From: Andreas 'ads' Scherbaum
Subject: Re: Bug#160849: coreutils: bug report for GNU Core Utils
Date: Fri, 24 Jun 2005 15:19:47 +0200 (CEST)

On Fri, 24 Jun 2005, Jim Meyering wrote:

Eric Blake <address@hidden> wrote:

According to Jim Meyering on 6/24/2005 1:58 AM:
Now, the help output for --reply looks like this:

      --reply={yes,no,query}   specify how to handle the prompt about an
                                 existing destination file.  Note that
                                 --reply=no has an effect only when mv
                                 would prompt without -i or equivalent, i.e.,
                                 when a destination file exists and is not
                                 writable, standard input is a terminal, and
                                 no -f (or equivalent) option is specified

That wording is a bit awkward.  How about this instead:
Note that --reply=no has an effect only when mv would prompt, either when
-i is present, or for the combination of a destination file exists, is not
writable, standard input is a terminal, and -f (or equivalent) is not present

Thanks, but that's not accurate, since --reply=no has no effect
if it *precedes* a -i (aka --reply=query) option, and if it
follows -i, then the -i is disregarded.

What I was trying to say is that given a `mv' command that would
prompt even though it specified neither -i (--interactive)
or the equivalent --reply=query, rerunning that command with
--reply=no makes mv suppress the prompt and act as if it had
been issued and declined.

I too would like improved wording.

Is this just the current working or the expected behaviour?

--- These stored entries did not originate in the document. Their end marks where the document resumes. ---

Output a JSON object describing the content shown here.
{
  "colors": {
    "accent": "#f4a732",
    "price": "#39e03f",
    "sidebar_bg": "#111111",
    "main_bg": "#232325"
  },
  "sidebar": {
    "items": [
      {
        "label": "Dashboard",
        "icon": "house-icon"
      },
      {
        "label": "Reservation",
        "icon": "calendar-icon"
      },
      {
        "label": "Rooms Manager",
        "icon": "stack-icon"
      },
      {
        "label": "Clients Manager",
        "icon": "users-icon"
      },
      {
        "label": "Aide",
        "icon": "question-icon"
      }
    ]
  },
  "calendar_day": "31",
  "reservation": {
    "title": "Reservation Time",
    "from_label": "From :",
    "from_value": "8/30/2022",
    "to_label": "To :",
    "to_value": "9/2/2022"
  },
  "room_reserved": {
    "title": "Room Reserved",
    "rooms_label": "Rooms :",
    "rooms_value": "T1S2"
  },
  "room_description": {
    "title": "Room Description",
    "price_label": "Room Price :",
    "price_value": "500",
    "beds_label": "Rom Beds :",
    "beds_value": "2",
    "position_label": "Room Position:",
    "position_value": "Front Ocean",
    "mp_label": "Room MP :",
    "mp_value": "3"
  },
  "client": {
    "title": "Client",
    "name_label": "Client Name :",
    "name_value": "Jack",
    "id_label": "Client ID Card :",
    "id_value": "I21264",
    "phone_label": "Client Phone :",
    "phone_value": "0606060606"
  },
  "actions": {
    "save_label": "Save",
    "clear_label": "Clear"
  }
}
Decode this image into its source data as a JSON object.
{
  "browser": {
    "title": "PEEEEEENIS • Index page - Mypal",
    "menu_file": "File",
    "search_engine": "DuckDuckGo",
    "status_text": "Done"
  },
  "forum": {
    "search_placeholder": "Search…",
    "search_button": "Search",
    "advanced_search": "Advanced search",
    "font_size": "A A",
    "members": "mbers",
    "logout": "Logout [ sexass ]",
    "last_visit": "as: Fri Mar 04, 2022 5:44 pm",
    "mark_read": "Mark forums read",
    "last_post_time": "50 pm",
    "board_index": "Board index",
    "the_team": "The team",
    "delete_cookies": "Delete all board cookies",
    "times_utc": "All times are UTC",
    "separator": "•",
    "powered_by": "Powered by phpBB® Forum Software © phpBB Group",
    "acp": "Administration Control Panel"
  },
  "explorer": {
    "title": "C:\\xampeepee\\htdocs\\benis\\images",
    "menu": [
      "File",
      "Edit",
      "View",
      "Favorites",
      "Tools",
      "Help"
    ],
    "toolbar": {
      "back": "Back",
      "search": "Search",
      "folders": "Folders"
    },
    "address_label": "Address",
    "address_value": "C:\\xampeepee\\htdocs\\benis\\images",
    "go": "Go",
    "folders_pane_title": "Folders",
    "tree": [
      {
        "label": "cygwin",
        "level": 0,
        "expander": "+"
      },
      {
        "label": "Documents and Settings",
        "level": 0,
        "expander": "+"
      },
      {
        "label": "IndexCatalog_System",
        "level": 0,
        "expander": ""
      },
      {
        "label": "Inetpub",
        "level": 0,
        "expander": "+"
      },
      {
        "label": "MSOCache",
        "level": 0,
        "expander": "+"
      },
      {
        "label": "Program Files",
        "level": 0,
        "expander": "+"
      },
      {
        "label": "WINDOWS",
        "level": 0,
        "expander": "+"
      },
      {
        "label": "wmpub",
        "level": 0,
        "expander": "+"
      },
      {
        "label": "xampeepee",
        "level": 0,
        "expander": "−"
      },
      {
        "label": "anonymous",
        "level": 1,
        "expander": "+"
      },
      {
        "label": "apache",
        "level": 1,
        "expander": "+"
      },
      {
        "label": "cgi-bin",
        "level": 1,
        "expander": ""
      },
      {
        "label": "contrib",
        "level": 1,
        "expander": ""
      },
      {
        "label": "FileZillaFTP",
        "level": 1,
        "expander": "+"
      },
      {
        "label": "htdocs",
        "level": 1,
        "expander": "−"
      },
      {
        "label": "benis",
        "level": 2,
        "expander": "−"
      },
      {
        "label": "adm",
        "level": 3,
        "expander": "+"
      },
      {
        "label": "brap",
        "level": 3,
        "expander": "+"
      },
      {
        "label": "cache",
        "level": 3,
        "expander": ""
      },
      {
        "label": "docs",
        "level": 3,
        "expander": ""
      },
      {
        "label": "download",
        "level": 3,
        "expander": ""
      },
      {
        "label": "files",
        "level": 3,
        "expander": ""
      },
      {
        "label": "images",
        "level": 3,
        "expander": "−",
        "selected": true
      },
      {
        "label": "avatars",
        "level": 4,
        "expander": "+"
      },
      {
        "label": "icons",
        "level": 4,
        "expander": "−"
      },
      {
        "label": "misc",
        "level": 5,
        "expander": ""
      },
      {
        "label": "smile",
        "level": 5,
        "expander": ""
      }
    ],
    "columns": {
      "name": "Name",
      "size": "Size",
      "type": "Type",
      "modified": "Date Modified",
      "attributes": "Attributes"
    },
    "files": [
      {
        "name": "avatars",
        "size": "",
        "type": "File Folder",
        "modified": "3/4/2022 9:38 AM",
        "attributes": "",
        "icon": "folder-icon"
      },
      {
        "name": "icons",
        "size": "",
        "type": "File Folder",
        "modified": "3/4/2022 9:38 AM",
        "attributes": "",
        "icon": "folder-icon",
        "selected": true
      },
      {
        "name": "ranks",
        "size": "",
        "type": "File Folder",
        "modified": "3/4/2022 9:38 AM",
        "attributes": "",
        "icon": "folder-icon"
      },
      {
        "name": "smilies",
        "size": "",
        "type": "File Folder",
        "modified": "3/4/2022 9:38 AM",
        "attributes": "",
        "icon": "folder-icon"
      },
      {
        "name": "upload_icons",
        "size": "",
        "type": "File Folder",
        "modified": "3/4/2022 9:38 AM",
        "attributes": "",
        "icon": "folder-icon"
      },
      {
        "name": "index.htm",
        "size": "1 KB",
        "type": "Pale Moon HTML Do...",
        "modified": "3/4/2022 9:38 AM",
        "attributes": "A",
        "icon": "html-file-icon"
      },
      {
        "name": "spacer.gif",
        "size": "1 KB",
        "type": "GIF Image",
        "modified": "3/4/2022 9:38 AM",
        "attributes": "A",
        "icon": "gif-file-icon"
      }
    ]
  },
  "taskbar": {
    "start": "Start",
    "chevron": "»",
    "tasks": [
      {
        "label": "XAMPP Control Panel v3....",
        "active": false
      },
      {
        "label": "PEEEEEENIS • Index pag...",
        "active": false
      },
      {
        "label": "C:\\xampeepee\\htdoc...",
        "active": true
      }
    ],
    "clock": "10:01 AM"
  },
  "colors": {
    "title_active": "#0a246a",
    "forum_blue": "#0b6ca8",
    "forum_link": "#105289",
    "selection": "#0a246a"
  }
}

In my opinion the --reply=no would make much more sense if i could use it in scripts to avoid overwriting files.

To quote the current manpage:

       --reply={yes,no,query}
              specify how to handle the prompt about an existing
              destination file

This would apply to any existing file, not just for "not writable", "stdin" or a terminal. So the correct bugfix should not a new manpage chapter but instead a improved behaviour of 'mv'.


Kind regards

--
                                Andreas 'ads' Scherbaum
Failure is not an option. It comes bundled with your Microsoft product.